Ghana’s Vice-President, Mahamudu Bawumia, has said the country will certify the value of gold exports as part of efforts to tighten controls on the sector to ensure the state receives the revenues it is due, the vice president said on Tuesday.
Ghana, Africa’s second largest gold miner after South Africa, earned $5.78 billion from exports of the metal last year, up 17.6 percent on 2016, central bank data showed.
The Vice-President told a regional meeting on the oil and mining sectors that Ghana’s previous administration had allowed companies to assay gold produced from their mines themselves.
However, he said Ghanaian law required that the state-run Precious Minerals Marketing Company test and validate mineral production before export.

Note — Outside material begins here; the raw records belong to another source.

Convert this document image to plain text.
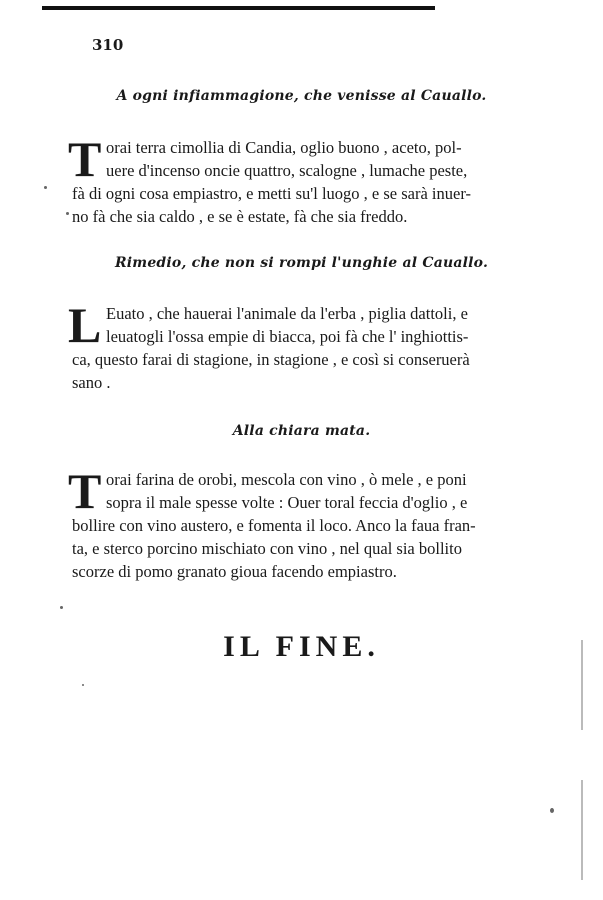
310
A ogni infiammagione, che venisse al Cauallo.
T orai terra cimollia di Candia, oglio buono , aceto, pol-
uere d'incenso oncie quattro, scalogne , lumache peste,
fà di ogni cosa empiastro, e metti su'l luogo , e se sarà inuer-
no fà che sia caldo , e se è estate, fà che sia freddo.
Rimedio, che non si rompi l'unghie al Cauallo.
L Euato , che hauerai l'animale da l'erba , piglia dattoli, e
leuatogli l'ossa empie di biacca, poi fà che l' inghiottis-
ca, questo farai di stagione, in stagione , e così si conseruerà
sano .
Alla chiara mata.
T orai farina de orobi, mescola con vino , ò mele , e poni
sopra il male spesse volte : Ouer toral feccia d'oglio , e
bollire con vino austero, e fomenta il loco. Anco la faua fran-
ta, e sterco porcino mischiato con vino , nel qual sia bollito
scorze di pomo granato gioua facendo empiastro.
IL FINE.
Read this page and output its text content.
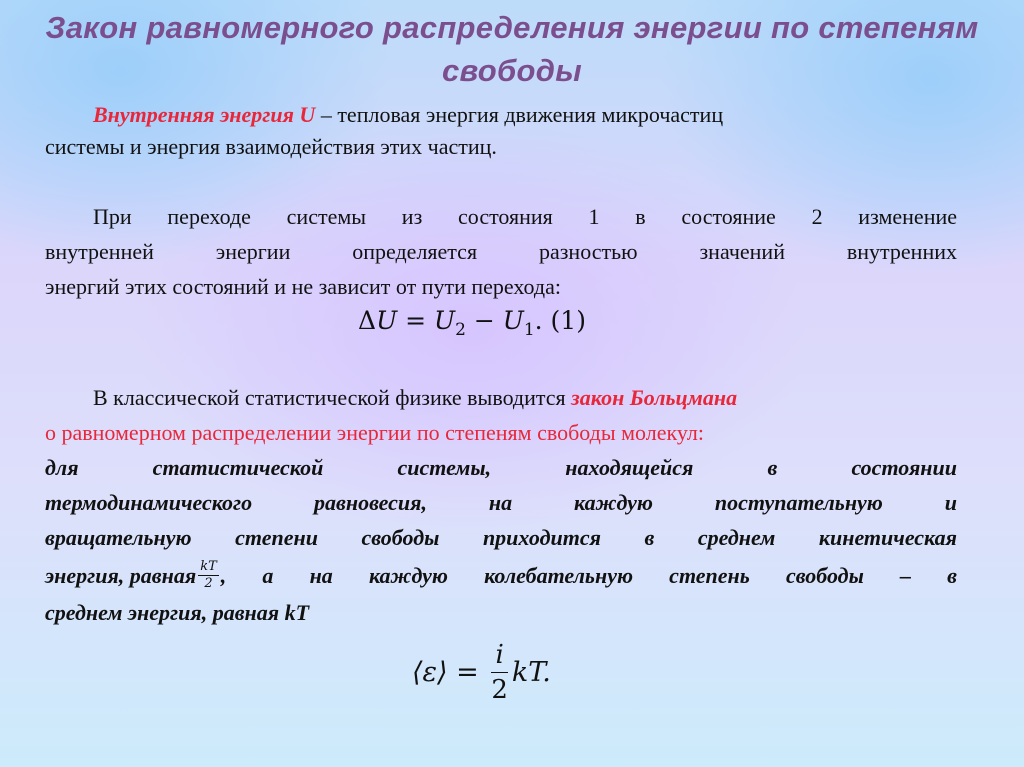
Закон равномерного распределения энергии по степеням свободы

Внутренняя энергия U – тепловая энергия движения микрочастиц
системы и энергия взаимодействия этих частиц.

При переходе системы из состояния 1 в состояние 2 изменение
внутренней энергии определяется разностью значений внутренних
энергий этих состояний и не зависит от пути перехода:

$\Delta U = U_2 - U_1$. (1)
В классической статистической физике выводится закон Больцмана
о равномерном распределении энергии по степеням свободы молекул:
для статистической системы, находящейся в состоянии
термодинамического равновесия, на каждую поступательную и
вращательную степени свободы приходится в среднем кинетическая
энергия, равная $\frac{kT}{2}$ , а на каждую колебательную степень свободы – в
среднем энергия, равная kT
⟨ε⟩ = $\frac{i}{2}$ kT.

“We have now begun conversations about the process of making sure every single bar of gold leaving our shores is properly weighed, tested, valued and accounted for,” Bawumia said.
The government was also considering passing legislation stating that at least 50 percent of Ghana’s gold output would be refined locally within five years, he said.
Bawumia did not accuse any mining firms of wrongdoing and did not suggest past exports had been undervalued.
But President Nana Akufo-Addo, who took office last year, has said about $5 billion worth of revenues from gold exports to the United Arab Emirates were unaccounted for.
He did not give a timescale or details to support the claim, but industry watchers believe the unreported shipments represented smuggled gold produced by Ghana’s thousands of artisanal miners, whose activities are not properly documented.
The government has banned small-scale mining as part of a general clamp-down on illegal miners last year. Their activities have heavily polluted some fresh water supplies and in some instances obstructed the operations of concession holders.
Mining firms operating in Ghana include Newmont Mining Corporation, Gold Fields, Anglogold Ashanti and Asanko Gold.